Que faire ? Où porter seule mes pas ? L’île est sans culture. Je n’aperçois ni les travaux des hommes ni ceux des bœufs. La mer baigne dans toutes leurs parties les côtes de cette terre. Aucun vaisseau, aucun n’est là prêt à s’ouvrir des routes incertaines. Suppose que des compagnons, des Vents favorables et un navire me soient accordés, où fuir ? La terre paternelle me refuse tout accès. Quand ma proue heureuse sillonnerait des mers tranquilles, quand Éole rendrait les vents propices, je serais une exilée. Crète, aux cent villes superbes, pays connu de Jupiter au berceau, je ne te verrai plus, car j’ai trahi mon père, j’ai trahi le royaume soumis à son sceptre équitable, j’ai manqué à ces deux noms si chers, le jour où, pour te soustraire à la mort qui eût suivi ta victoire dans l’enceinte aux mille détours, je te donnai pour guide un fil que devaient suivre tes pas. Tu me disais alors : "J’en jure par ces périls mêmes, tu seras à moi tant que nous vivrons l’un et l’autre." Nous vivons, et je ne suis pas à toi, Thésée, si toutefois tu vis, femme qu’a ensevelie la trahison d’un parjure époux.

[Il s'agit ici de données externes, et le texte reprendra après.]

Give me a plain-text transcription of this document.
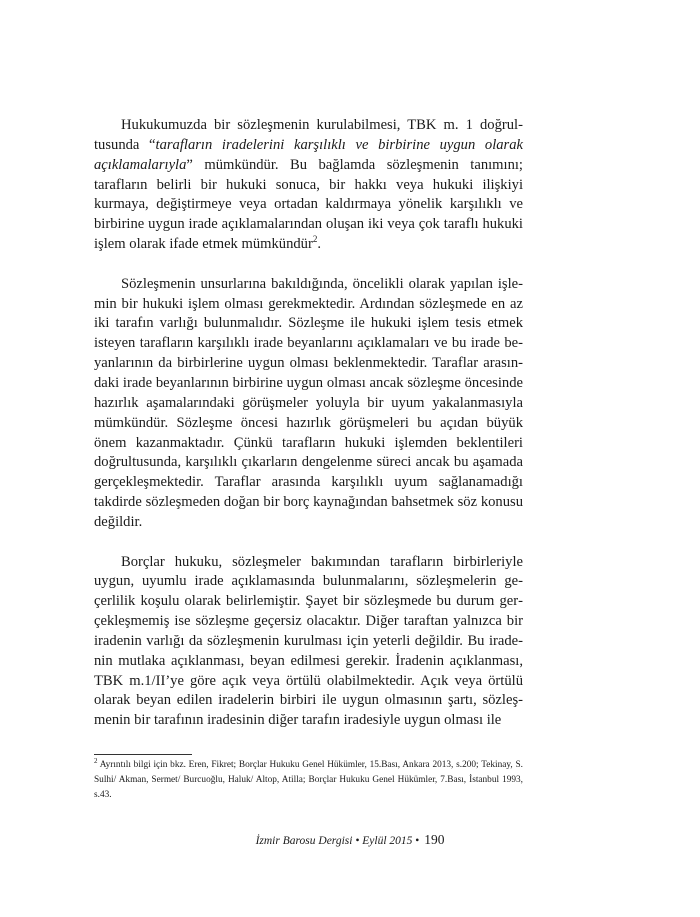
Hukukumuzda bir sözleşmenin kurulabilmesi, TBK m. 1 doğrultusunda “tarafların iradelerini karşılıklı ve birbirine uygun olarak açıklamalarıyla” mümkündür. Bu bağlamda sözleşmenin tanımını; tarafların belirli bir hukuki sonuca, bir hakkı veya hukuki ilişkiyi kurmaya, değiştirmeye veya ortadan kaldırmaya yönelik karşılıklı ve birbirine uygun irade açıklamalarından oluşan iki veya çok taraflı hukuki işlem olarak ifade etmek mümkündür$^2$.

Sözleşmenin unsurlarına bakıldığında, öncelikli olarak yapılan işlemin bir hukuki işlem olması gerekmektedir. Ardından sözleşmede en az iki tarafın varlığı bulunmalıdır. Sözleşme ile hukuki işlem tesis etmek isteyen tarafların karşılıklı irade beyanlarını açıklamaları ve bu irade beyanlarının da birbirlerine uygun olması beklenmektedir. Taraflar arasındaki irade beyanlarının birbirine uygun olması ancak sözleşme öncesinde hazırlık aşamalarındaki görüşmeler yoluyla bir uyum yakalanmasıyla mümkündür. Sözleşme öncesi hazırlık görüşmeleri bu açıdan büyük önem kazanmaktadır. Çünkü tarafların hukuki işlemden beklentileri doğrultusunda, karşılıklı çıkarların dengelenme süreci ancak bu aşamada gerçekleşmektedir. Taraflar arasında karşılıklı uyum sağlanamadığı takdirde sözleşmeden doğan bir borç kaynağından bahsetmek söz konusu değildir.

Borçlar hukuku, sözleşmeler bakımından tarafların birbirleriyle uygun, uyumlu irade açıklamasında bulunmalarını, sözleşmelerin geçerlilik koşulu olarak belirlemiştir. Şayet bir sözleşmede bu durum gerçekleşmemiş ise sözleşme geçersiz olacaktır. Diğer taraftan yalnızca bir iradenin varlığı da sözleşmenin kurulması için yeterli değildir. Bu iradenin mutlaka açıklanması, beyan edilmesi gerekir. İradenin açıklanması, TBK m.1/II’ye göre açık veya örtülü olabilmektedir. Açık veya örtülü olarak beyan edilen iradelerin birbiri ile uygun olmasının şartı, sözleşmenin bir tarafının iradesinin diğer tarafın iradesiyle uygun olması ile

$^2$ Ayrıntılı bilgi için bkz. Eren, Fikret; Borçlar Hukuku Genel Hükümler, 15.Bası, Ankara 2013, s.200; Tekinay, S. Sulhi/ Akman, Sermet/ Burcuoğlu, Haluk/ Altop, Atilla; Borçlar Hukuku Genel Hükümler, 7.Bası, İstanbul 1993, s.43.
İzmir Barosu Dergisi • Eylül 2015 • 190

Que ne m’as-tu aussi immolée, barbare, de la même massue qui frappa mon frère ? Cette mort eût délié la foi que tu m’avais donnée. Maintenant je me représente non seulement les maux que je dois supporter, mais tous ceux que peut souffrir une femme abandonnée. La mort s’offre à mon esprit sous mille aspects divers. On souffre moins de la recevoir que de l’attendre. Je vois déjà venir à moi, d’un côté ou d’un autre, des loups dont la dent avide déchirera mes entrailles. Peut-être aussi le sol nourrit-il des lions à la fauve crinière. Qui sait si cette île n’est pas infestée de tigres féroces ? On dit aussi que la mer y

  1. Bacchus était particulièrement honoré à Thèbes, où régna Ogygès, fils de Neptune et d’Alitra.